O Regresso de Mariana: Entre o Perdão e a Saudade
— Mariana, vais mesmo fazer isto? — perguntei-me em voz baixa, enquanto olhava pela janela do comboio que serpenteava pelo Douro. O meu reflexo devolvia-me um olhar cansado, mas determinado. O telemóvel vibrava na mala, mensagens da minha amiga Inês a perguntar se já tinha coragem para enfrentar os meus pais depois de dez anos de silêncio. Respirei fundo. Não era coragem, era necessidade. Desde que a pequena Leonor nasceu, o vazio dentro de mim tornou-se insuportável. Como podia ensinar-lhe sobre família se eu própria fugia da minha?
O comboio abrandou à entrada da estação de Peso da Régua. O cheiro a terra molhada misturava-se com o nervosismo que me subia à garganta. Lembrei-me da última vez que estive ali: tinha vinte e três anos, uma mala cheia de sonhos e uma discussão acesa com o meu pai, o António. “Se saíres por essa porta, não voltes!” — gritou ele, com a voz embargada. A minha mãe, D. Teresa, ficou calada, olhos vermelhos, mãos trémulas. Saí mesmo assim, convencida de que a vida em Lisboa me traria liberdade e felicidade.
Durante anos, escondi dos amigos a verdade sobre a minha família. Dizia que éramos próximos, que falávamos todas as semanas. Era mais fácil mentir do que explicar o silêncio pesado que se instalou entre nós. Mas quando Leonor nasceu, percebi que não podia continuar a fugir. O parto difícil, as noites sem dormir, o medo constante de falhar como mãe… tudo me fez desejar o colo da minha mãe, o conselho do meu pai.
Desci do comboio com as pernas a tremer. O sol já se punha atrás das vinhas e o ar estava frio. Peguei no telemóvel e marquei o número da minha mãe. Chamou três vezes antes de atender.
— Sim? — A voz dela soou distante, quase irreconhecível.
— Mãe… sou eu, a Mariana.
Do outro lado ouvi apenas silêncio. O tempo parecia ter parado.
— Mariana… — sussurrou ela, como se dissesse o nome de alguém que julgava perdido para sempre.

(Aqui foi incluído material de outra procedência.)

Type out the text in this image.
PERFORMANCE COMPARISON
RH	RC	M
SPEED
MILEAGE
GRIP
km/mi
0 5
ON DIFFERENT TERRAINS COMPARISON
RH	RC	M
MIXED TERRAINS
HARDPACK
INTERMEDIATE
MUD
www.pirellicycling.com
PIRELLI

— Estou na Régua. Posso ir a casa?
Ouvi um soluço abafado antes da resposta:
— Vem… estamos à tua espera há muito tempo.
O caminho até casa dos meus pais foi feito num misto de ansiedade e esperança. Cada rua trazia memórias: o café onde estudava para os exames, a mercearia do Sr. Joaquim onde comprava rebuçados em criança… Tudo parecia igual e ao mesmo tempo tão diferente.
Quando cheguei ao portão, hesitei. A casa estava igual, mas as flores do jardim estavam menos cuidadas. Toquei à campainha e ouvi passos apressados do outro lado. A porta abriu-se e vi a minha mãe — mais magra, cabelos grisalhos, mas com o mesmo olhar doce de sempre.
— Mariana! — exclamou ela, abraçando-me com força. Senti as lágrimas escorrerem pelo rosto enquanto me agarrava a ela como se fosse uma tábua de salvação.
O meu pai apareceu no corredor, mais velho do que me lembrava, com uma bengala na mão.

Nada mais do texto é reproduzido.